PowerPoint MVP, Ellen Finkelstein orchestrated this challenge to a group of presentation specialists. I was one of several who accepted her challenge. You can find the links within this article. If you’re planning to use PowerPoint slides in the next year, be sure to follow each link and read these posts. It could make the difference between grief and joy for your next presentation.

The concept intrigued me because I wondered about the use of the word modern as applied to presentations. I normally associate modern with fashion – particularly for clothing, home design and automobiles.

Modern seems to be about style, image and novelty. I was tempted to dismiss the subject as trivial.

How might modern design apply to presentation? Let’s remember that the goal isn’t to be modern. The goal is to deliver an effective presentation that persuades the listeners of the value of the message and to act accordingly. Could modern design be a valuable tool for presenters?

The relevant question is, “Might modern design enhance the effectiveness of the presentation?”
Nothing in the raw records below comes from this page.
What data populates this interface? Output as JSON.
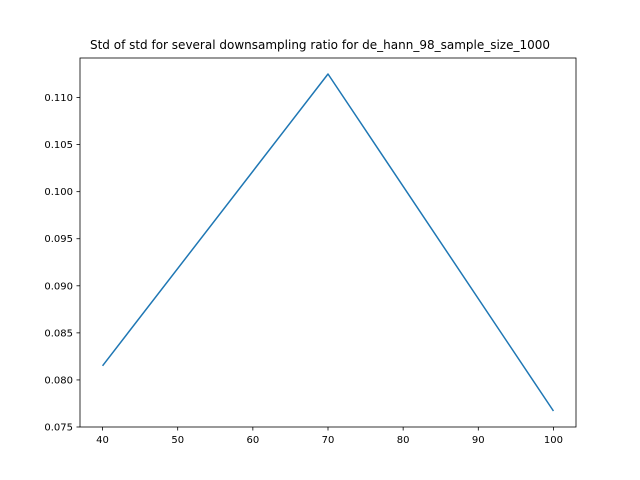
{
  "chart_data": {
    "type": "line",
    "title": "Std of std for several downsampling ratio for de_hann_98_sample_size_1000",
    "xlabel": "",
    "ylabel": "",
    "x": [
      40,
      70,
      100
    ],
    "series": [
      {
        "values": [
          0.0815,
          0.1125,
          0.0767
        ],
        "color": "#1f77b4"
      }
    ],
    "xlim": [
      37,
      103
    ],
    "ylim": [
      0.075,
      0.1142
    ],
    "xticks": [
      40,
      50,
      60,
      70,
      80,
      90,
      100
    ],
    "yticks": [
      0.075,
      0.08,
      0.085,
      0.09,
      0.095,
      0.1,
      0.105,
      0.11
    ],
    "ytick_labels": [
      "0.075",
      "0.080",
      "0.085",
      "0.090",
      "0.095",
      "0.100",
      "0.105",
      "0.110"
    ],
    "grid": false,
    "legend": false
  }
}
I believe the answer is yes.

Novelty in design and delivery can help to attract and hold the attention of the audience. It doesn’t take much to achieve this because we’ve suffered through too many boring same old presentations.

Troy Chollar predicts more effective use of eye-catching transitions with Morph.

A presenter wants to project an image of confidence, credibility and commitment. Modern design can contribute to that powerful image because it demonstrates awareness, resourcefulness and extra effort.

Craig Hadden offers a unique tip about displaying your Twitter account on your slides to stimulate social media interaction.

If you’re wondering “should you go wide screen?” Anug Malhotra addresses that question along with 16 other practical suggestions on his list of 17 Tips for 2017.

Each presenter should follow proven presentation principles and adapt the relevant techniques to their own personal style. When they do that, they appear natural, comfortable and more trustworthy.

Ellen Finkelstein offers 10 suggestions of modern style including thin fonts and borders.

Ken Molay reminds us that modern design can make it more challenging to use the software. Modern doesn’t always mean better.

Mike Parkinson reminds presenters that it’s imperative to connect the dots for your listeners. One way to do that is with the use of the PowerPoint Zoom feature which is an adaption of Prezi.

Should you modernize your presentation slides?

Yes – if you want better results from your presentations.

What are your questions and ideas about modern presentation design?